Using normal ranges for interpreting results of monitoring and tiering to guide future work: A case study of increasing polycyclic aromatic compounds in lake sediments from the Cold Lake oil sands (Alberta, Canada) described in Korosi et al. (2016)

Since the publishing of the Kelly et al. papers (2009, 2010) describing elevated contaminants in snow near the Alberta oil sands, there has been a significant expansion of monitoring efforts, enhanced by $50M a year contributed by industry to a regional Joint Oil Sands Monitoring (JOSM) program. In parallel to the intensification of research and monitoring efforts, including expansion of measured indicators, techniques for chemical analysis have also become more sensitive. Both factors contribute to the increased sensitivity and power, and improve our capacity to detect any change. The increase in capability requires a counterbalance to account for trivial change. This can be done using an interpretative approach that requires contextualization of differences to meaningfully inform environmental monitoring programs and provide focus for action. Experience obtained through 25 years of involvement with Canada's Environmental Effects Monitoring (EEM) program has shown that a tiered program informed by triggers can provide the context to make decisions about monitoring priorities.
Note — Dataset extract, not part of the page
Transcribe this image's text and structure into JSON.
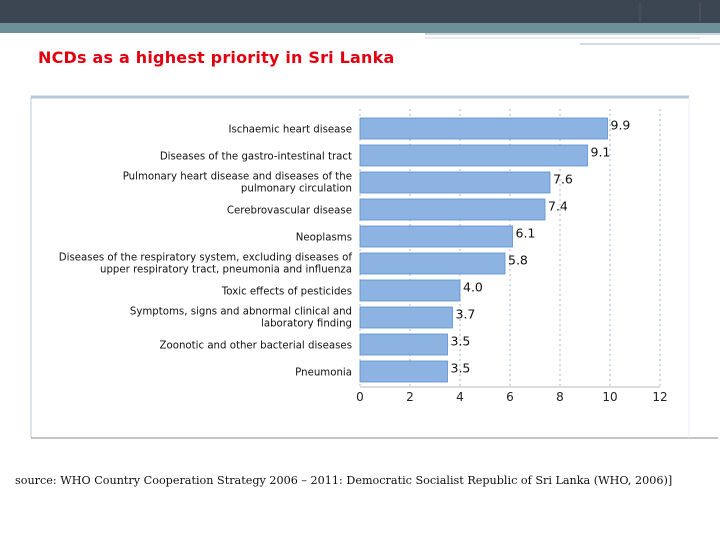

Here we provide a potential interpretation framework using a case study around the Korosi et al. (2016) study which found recent increases in alkylated polycyclic aromatic compounds (aPACs) in the Cold Lake in situ oil sands area. Public contaminant profiles from the JOSM studies in the oil sands region are used to evaluate the changes using an interpretation framework based on estimated normal ranges using existing data for site-specific, local and regional (distant) levels that was modelled after the tiered Canadian EEM design.